I still don't really know what it is that Ilsare wishes me to be doing, so I've tried to just do whatever good I can.  I've managed to help a few people, mostly just townsfolk with small errands and such, but they're grateful.  And Ilsare seems to be satisfied with this for now, I can feel that, and she gifts me with more and more of her power.  I know I'm not here just to do trivial little things like this, though.  Why would she seek me out deep in the Underdark do deliver mail and slay goblins?  She must have something greater in mind, though I cannot guess what it could be yet.  Perhaps she simply wants me to become stronger and more familiar with this realm first, before she reveals my purpose to me.

It seems, though, that war comes to this world, in many ways, small and large, from the goblins to an ancient warlord come back for revenge.  Although I had hoped to spend my time studying and spreading Ilsare's teachings, of love, and beauty, I fear that even she may soon need her followers to fight to protect the good things in this world.  I must admit, I will be somewhat saddened if that is my true reason for being here, but if it is, so be it.  I will not refuse her.  And perhaps even if that is my destiny, I will still find time for brighter things.

It is a sad time indeed, though, when even priestesses of the Archer of Love need take up arms.  I suppose I should see if the blacksmith here can fit me for a decent suit of chain mail.  Perhaps I can at least convince him to craft it in Ilsare's colors for me.

I've gotten myself a bit down now, thinking of this.  And to think I was so happy only a few moments ago.  And all because I'm getting so ahead of myself, too!  Perhaps I'll have nothing to do with this war at all, and am simply here to show that beauty comes in all forms.

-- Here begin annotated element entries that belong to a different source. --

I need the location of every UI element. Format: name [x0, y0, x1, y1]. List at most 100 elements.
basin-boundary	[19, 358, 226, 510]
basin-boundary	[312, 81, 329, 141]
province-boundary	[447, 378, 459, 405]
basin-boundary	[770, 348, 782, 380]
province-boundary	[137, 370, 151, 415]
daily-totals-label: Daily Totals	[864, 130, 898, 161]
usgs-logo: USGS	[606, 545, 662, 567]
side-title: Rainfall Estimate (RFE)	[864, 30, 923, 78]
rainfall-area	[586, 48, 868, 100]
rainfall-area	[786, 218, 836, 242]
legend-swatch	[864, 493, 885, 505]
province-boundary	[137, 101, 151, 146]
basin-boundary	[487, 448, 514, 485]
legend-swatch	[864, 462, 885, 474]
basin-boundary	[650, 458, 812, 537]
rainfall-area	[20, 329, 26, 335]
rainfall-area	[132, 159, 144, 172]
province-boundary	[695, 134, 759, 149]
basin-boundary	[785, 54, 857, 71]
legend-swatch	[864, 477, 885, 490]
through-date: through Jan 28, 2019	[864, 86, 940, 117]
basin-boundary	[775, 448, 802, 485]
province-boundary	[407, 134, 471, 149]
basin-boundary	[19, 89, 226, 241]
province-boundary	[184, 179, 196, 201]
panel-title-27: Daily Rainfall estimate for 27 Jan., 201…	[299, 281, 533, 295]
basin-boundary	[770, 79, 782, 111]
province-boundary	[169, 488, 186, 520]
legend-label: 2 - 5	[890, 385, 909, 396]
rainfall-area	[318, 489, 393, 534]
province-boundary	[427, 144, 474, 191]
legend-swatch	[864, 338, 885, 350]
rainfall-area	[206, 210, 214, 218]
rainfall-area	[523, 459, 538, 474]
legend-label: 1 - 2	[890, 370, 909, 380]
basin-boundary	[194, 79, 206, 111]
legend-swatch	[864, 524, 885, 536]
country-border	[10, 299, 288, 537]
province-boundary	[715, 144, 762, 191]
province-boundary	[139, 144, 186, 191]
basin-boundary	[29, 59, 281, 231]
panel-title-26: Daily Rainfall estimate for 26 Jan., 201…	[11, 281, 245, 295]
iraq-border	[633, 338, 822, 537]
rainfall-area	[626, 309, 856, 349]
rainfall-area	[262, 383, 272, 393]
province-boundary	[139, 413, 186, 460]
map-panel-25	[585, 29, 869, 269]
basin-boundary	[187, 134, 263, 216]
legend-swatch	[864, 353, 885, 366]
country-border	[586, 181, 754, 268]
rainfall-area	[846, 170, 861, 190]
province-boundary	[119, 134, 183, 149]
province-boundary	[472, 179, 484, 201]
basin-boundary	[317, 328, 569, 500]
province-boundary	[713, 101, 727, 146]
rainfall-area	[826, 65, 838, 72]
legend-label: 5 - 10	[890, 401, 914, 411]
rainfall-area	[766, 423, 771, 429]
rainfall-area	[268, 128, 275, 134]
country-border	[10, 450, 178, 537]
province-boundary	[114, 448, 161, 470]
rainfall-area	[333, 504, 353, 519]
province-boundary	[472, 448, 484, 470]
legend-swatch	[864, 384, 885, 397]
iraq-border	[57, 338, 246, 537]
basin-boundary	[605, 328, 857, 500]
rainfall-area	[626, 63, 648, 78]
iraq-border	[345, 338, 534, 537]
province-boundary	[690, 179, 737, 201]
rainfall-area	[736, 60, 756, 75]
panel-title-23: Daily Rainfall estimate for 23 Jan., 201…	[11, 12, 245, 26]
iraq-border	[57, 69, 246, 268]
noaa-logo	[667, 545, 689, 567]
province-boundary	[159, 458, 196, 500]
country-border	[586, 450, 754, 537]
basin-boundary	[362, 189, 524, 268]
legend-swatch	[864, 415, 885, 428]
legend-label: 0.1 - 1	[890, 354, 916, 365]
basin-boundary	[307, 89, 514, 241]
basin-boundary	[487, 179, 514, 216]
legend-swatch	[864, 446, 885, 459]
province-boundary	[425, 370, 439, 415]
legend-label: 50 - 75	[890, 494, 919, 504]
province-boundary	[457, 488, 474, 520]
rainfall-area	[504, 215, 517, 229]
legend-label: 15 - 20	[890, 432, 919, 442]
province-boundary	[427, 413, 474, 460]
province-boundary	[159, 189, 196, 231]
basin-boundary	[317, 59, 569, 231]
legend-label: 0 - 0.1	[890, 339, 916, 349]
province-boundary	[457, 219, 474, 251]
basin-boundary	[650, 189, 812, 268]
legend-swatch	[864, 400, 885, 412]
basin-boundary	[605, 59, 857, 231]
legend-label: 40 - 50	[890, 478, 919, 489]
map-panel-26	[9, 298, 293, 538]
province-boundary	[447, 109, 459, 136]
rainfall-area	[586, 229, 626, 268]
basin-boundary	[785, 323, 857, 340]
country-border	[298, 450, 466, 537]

Hmm.  I think maybe it could be both.

Ilsare, whatever your wishes for me, guide me, and I will never hesistate to follow.

6
Development Journals and Discussion / Another New Beginning
« on: June 20, 2005, 01:05:00 pm »
So, here I am, in the surface world, finally following Ilsare's call.  So far, though, it hasn't been easy.  Not that I expected it to be.  Most of the people here see my people as monsters.  They're right for the most part, of course, I know that all too well.  In fact, I should be glad that no one's attacked me openly yet.  But, where can I even start when no one wants anything to do with me?  I don't even know what Ilsare wants of me.  I thought maybe I'd just start with the basics, you know, do what I can to help people in general, in Ilsare's name, spread her teachings.  And maybe get people to realize that they can't judge me by my skin.

I wonder why I'm even writing this?  Will it do me any good?  Well, I've seen other people writing journals, it seems to be almost traditional around here.  And maybe if someday I have the kind of successful life I want, Ilsare willing, then it will be good to have a reminder of where I started.  Besides...it is kind of fun, writing everything down.  And it certainly helps to clear my mind.

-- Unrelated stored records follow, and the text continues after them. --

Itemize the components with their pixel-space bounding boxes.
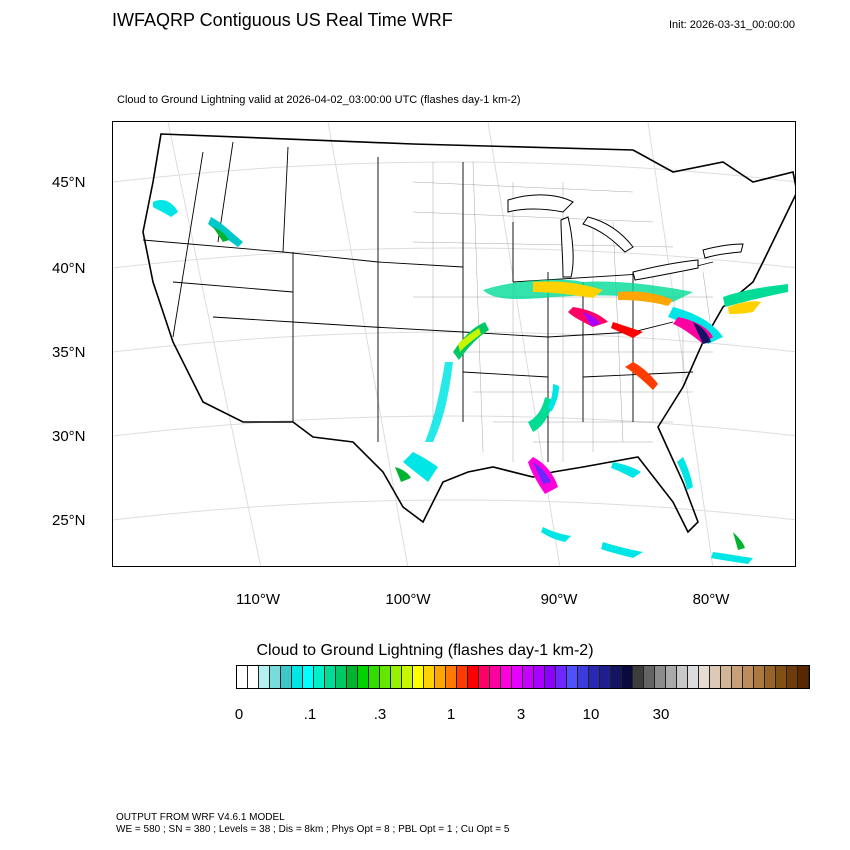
colorbar-cell xyxy=(369,666,380,688)
colorbar-cell xyxy=(523,666,534,688)
lat-label-30: 30°N xyxy=(52,428,86,445)
lon-label-90: 90°W xyxy=(540,591,578,608)
colorbar-label-10: 10 xyxy=(582,706,600,723)
map-canvas xyxy=(113,122,795,566)
colorbar-label-0.1: .1 xyxy=(303,706,317,723)
colorbar-cell xyxy=(567,666,578,688)
colorbar-cell xyxy=(248,666,259,688)
colorbar-cell xyxy=(578,666,589,688)
colorbar-cell xyxy=(347,666,358,688)
colorbar-cell xyxy=(600,666,611,688)
colorbar-cell xyxy=(259,666,270,688)
lon-label-110: 110°W xyxy=(235,591,281,608)
colorbar-cell xyxy=(732,666,743,688)
great-lakes xyxy=(507,194,744,281)
colorbar-cell xyxy=(292,666,303,688)
colorbar-cell xyxy=(765,666,776,688)
colorbar-cell xyxy=(501,666,512,688)
colorbar-cell xyxy=(490,666,501,688)
colorbar-cell xyxy=(556,666,567,688)
footer-model: OUTPUT FROM WRF V4.6.1 MODEL xyxy=(116,812,285,823)
colorbar-cell xyxy=(710,666,721,688)
colorbar-cell xyxy=(446,666,457,688)
colorbar-cell xyxy=(424,666,435,688)
map-panel xyxy=(112,121,796,567)
colorbar-cell xyxy=(622,666,633,688)
colorbar-cell xyxy=(358,666,369,688)
colorbar-cell xyxy=(468,666,479,688)
colorbar-cell xyxy=(413,666,424,688)
colorbar-label-0.3: .3 xyxy=(373,706,387,723)
lon-label-100: 100°W xyxy=(385,591,431,608)
colorbar-cell xyxy=(688,666,699,688)
init-time: Init: 2026-03-31_00:00:00 xyxy=(669,19,795,31)
colorbar-cell xyxy=(644,666,655,688)
colorbar-cell xyxy=(798,666,809,688)
colorbar-label-1: 1 xyxy=(446,706,456,723)
lat-label-40: 40°N xyxy=(52,260,86,277)
colorbar-cell xyxy=(666,666,677,688)
colorbar-cell xyxy=(534,666,545,688)
colorbar-cell xyxy=(787,666,798,688)
colorbar-cell xyxy=(380,666,391,688)
footer-config: WE = 580 ; SN = 380 ; Levels = 38 ; Dis … xyxy=(116,824,510,835)
colorbar-cell xyxy=(512,666,523,688)
lat-label-25: 25°N xyxy=(52,512,86,529)
colorbar-cell xyxy=(479,666,490,688)
colorbar-cell xyxy=(589,666,600,688)
colorbar-cell xyxy=(270,666,281,688)
colorbar-cell xyxy=(655,666,666,688)
lat-label-45: 45°N xyxy=(52,174,86,191)
colorbar-cell xyxy=(237,666,248,688)
colorbar-cell xyxy=(611,666,622,688)
colorbar-cell xyxy=(391,666,402,688)
colorbar-cell xyxy=(457,666,468,688)
colorbar-cell xyxy=(677,666,688,688)
colorbar-cell xyxy=(281,666,292,688)
colorbar-cell xyxy=(336,666,347,688)
colorbar-title: Cloud to Ground Lightning (flashes day-1… xyxy=(256,642,594,659)
colorbar-cell xyxy=(633,666,644,688)
colorbar-cell xyxy=(402,666,413,688)
colorbar-label-30: 30 xyxy=(652,706,670,723)
map-subtitle: Cloud to Ground Lightning valid at 2026-… xyxy=(117,94,521,106)
colorbar-cell xyxy=(743,666,754,688)
colorbar-cell xyxy=(435,666,446,688)
country-outline xyxy=(142,133,795,534)
colorbar xyxy=(236,665,810,689)
colorbar-cell xyxy=(721,666,732,688)
map-title: IWFAQRP Contiguous US Real Time WRF xyxy=(112,10,453,30)
colorbar-cell xyxy=(545,666,556,688)
graticule xyxy=(113,122,795,566)
lat-label-35: 35°N xyxy=(52,344,86,361)
colorbar-label-3: 3 xyxy=(516,706,526,723)
colorbar-label-0: 0 xyxy=(234,706,244,723)
colorbar-cell xyxy=(699,666,710,688)
colorbar-cell xyxy=(325,666,336,688)
colorbar-cell xyxy=(754,666,765,688)
colorbar-cell xyxy=(776,666,787,688)
lon-label-80: 80°W xyxy=(692,591,730,608)
colorbar-cell xyxy=(303,666,314,688)
lightning-field xyxy=(153,200,788,564)
colorbar-cell xyxy=(314,666,325,688)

I wish there was more to write about today, though.  The only people I managed to do any good for was a young elf who looked almost as lost as I am, and all I could do for him was heal his wounds and point him in the direction of a guard who might have been able to use his help.  He seemed appreciative, though, and I suppose that's a start.

Oh, and I helped a kitten.  Adorable little thing, I wonder how it got itself so badly hurt?  It's all right now, though, thanks to Ilsare's healing gifts.  I wanted to keep it, but what could I do to take care of it?  I'm sure it belonged to someone else, anyway, it didn't look like a stray, apart from it's injuries.

A bit later, I tried to help another group of adventurers who were looking for a healer, but they didn't even seem to notice me, or if they didn't they pretended not to.  It looks like it's not going to be easy making friends.

I tried a few trips into the wilderness on my own, looking for the goblin scouts that a guard asked me to track down, but with no luck.  All I ended up doing was nearly getting myself killed, a couple times.  It certainly looks like I'm going to need help before I can do much good around here.

I just wish Ilsare would give me some idea of where to start...

-Selinde

I wonder if I really need to sign my own journal entries?  Amusing, somehow.